If Brauer characters are $\bar{\mathbb{Q}}$-linearly independent, why are they $\mathbb{C}$-linearly independent?

Question

If Brauer characters are $\bar{\mathbb{Q}}$-linearly independent, why are they $\mathbb{C}$-linearly independent?

I think this is a linear algebra fact showing up when proving the irreducible Brauer characters on a finite group are linearly independent over $\mathbb{C}$. The proof I've seen observes that the characters take values in the ring of algebraic integers, and then proves linear independence over $\bar{\mathbb{Q}}$.

Why is it sufficient to only check linear independence over $\bar{\mathbb{Q}}$? It seems like something could go wrong when extending the field all the way up to $\mathbb{C}$.

The proof I'm reading is Theorem 15.5 in Isaacs' Character Theory of Finite Groups.

Answer 1

If $E/F$ is a field extension, we have $F^n\subset E^n$, and if a subset of $F^n$ is $F$-linearly independent, then it is also $E$-linearly independent. A nice, super easy way to see it: extend the subset to a basis for $F^n$. Form the matrix whose columns are elements of this basis. Its determinant is nonzero. But this shows that the columns form a basis for $E^n$ since the determinant has the same formula regardless of the field you work over.

The space of class functions of a finite group can be identified with $F^n$ in an obvious way ($n$= number of conjugacy classes).

Answer 2

Fact. Extension of scalars preserves linear independence. That is, if $X$ is a $k$-linearly independent subset of a $k$-vector space $V$, and $K/k$ is any field extension, then it will also be a $K$-linearly independent subset of the $K$-vector space $K\otimes_k V$ (where we identify $x$ with $1\otimes x$).

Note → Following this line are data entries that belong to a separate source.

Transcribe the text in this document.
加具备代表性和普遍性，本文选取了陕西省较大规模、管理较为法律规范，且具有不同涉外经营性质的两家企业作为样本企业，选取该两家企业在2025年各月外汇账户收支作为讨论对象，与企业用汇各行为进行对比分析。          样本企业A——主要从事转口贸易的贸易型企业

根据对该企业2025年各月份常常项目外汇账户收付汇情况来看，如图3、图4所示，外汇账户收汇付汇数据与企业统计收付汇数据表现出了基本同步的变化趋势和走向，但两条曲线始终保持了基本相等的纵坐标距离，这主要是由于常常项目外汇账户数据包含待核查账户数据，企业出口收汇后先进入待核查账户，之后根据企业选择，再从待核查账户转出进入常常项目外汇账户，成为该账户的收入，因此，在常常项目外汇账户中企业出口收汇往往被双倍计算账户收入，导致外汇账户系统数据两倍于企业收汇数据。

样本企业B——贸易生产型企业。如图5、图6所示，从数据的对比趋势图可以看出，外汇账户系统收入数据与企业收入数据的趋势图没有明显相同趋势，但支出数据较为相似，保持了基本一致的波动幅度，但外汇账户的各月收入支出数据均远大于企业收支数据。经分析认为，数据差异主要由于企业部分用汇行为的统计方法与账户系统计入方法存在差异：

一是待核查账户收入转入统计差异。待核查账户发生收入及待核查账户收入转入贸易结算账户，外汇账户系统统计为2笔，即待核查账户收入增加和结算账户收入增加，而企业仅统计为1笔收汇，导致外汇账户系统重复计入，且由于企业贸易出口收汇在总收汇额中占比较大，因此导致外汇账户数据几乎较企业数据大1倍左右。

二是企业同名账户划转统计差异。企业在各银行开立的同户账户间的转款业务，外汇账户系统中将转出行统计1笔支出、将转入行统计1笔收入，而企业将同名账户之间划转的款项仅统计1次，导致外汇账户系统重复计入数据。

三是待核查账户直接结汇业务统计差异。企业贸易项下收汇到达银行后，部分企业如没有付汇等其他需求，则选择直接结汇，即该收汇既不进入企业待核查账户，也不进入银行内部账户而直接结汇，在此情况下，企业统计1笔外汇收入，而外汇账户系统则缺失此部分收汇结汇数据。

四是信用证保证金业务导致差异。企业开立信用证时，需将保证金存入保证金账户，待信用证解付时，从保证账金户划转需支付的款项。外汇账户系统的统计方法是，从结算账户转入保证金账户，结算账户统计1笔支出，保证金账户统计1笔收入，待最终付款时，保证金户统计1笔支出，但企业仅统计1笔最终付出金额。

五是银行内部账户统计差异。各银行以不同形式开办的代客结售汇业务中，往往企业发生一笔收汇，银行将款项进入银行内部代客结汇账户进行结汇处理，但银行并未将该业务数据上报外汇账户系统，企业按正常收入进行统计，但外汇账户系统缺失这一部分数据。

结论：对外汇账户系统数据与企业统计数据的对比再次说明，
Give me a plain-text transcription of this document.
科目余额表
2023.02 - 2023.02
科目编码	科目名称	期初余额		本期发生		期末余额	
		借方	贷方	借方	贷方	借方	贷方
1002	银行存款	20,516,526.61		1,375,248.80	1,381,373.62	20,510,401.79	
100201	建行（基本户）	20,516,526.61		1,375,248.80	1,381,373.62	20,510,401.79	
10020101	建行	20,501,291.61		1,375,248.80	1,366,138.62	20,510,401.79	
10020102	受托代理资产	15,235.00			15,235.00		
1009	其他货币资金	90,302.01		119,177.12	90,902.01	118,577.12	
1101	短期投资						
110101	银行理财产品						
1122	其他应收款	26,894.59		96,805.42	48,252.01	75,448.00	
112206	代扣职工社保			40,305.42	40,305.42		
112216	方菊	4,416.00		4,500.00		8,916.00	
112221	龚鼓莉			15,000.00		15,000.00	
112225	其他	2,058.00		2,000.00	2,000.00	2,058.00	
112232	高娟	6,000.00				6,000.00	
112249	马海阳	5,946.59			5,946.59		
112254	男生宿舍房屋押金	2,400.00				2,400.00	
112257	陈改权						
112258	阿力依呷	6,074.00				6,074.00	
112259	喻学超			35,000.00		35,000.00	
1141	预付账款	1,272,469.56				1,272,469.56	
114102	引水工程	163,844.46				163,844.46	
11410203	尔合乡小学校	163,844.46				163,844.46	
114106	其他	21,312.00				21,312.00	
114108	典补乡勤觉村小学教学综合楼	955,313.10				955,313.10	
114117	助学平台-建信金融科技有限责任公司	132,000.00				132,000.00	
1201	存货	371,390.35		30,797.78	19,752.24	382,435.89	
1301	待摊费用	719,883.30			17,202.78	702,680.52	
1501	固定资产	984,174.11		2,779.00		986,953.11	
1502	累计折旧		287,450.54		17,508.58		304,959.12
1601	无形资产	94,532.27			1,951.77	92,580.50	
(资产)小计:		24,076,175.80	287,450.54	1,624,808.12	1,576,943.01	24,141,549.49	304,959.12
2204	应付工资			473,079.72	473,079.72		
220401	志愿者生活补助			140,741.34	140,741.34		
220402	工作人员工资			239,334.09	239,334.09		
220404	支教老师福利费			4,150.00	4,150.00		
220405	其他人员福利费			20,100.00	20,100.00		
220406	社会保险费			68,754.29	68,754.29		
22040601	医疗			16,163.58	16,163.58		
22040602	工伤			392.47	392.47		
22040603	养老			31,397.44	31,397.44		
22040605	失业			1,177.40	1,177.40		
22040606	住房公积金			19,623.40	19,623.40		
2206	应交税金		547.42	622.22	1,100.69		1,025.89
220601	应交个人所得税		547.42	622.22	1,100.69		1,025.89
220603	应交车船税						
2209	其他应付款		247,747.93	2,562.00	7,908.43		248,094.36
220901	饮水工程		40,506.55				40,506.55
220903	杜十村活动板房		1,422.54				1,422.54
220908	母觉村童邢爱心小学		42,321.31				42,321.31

Proof. Write $K=\bigoplus_{t\in T}kt$ as vector spaces for some $k$-basis $T$ of $K$. Then if $\sum c_i x_i=0$ for some $x_1,x_2,\cdots,x_n\in X$ and scalars $c_1,c_2,\cdots,c_n\in K$, we may write $c_i=\sum_{t\in T} c_{i,t}t$ for some restricted scalars $c_{i,t}\in k$, in which case the relation becomes $\sum_i c_{i,t}x_i=0$ for all $t$, but this implies each $c_{i,t}=0$ and hence every $c_i=0$.

It applies here with $V$ the vector space of functions spanned by characters and $\mathbb{C}/\overline{\mathbb{Q}}$.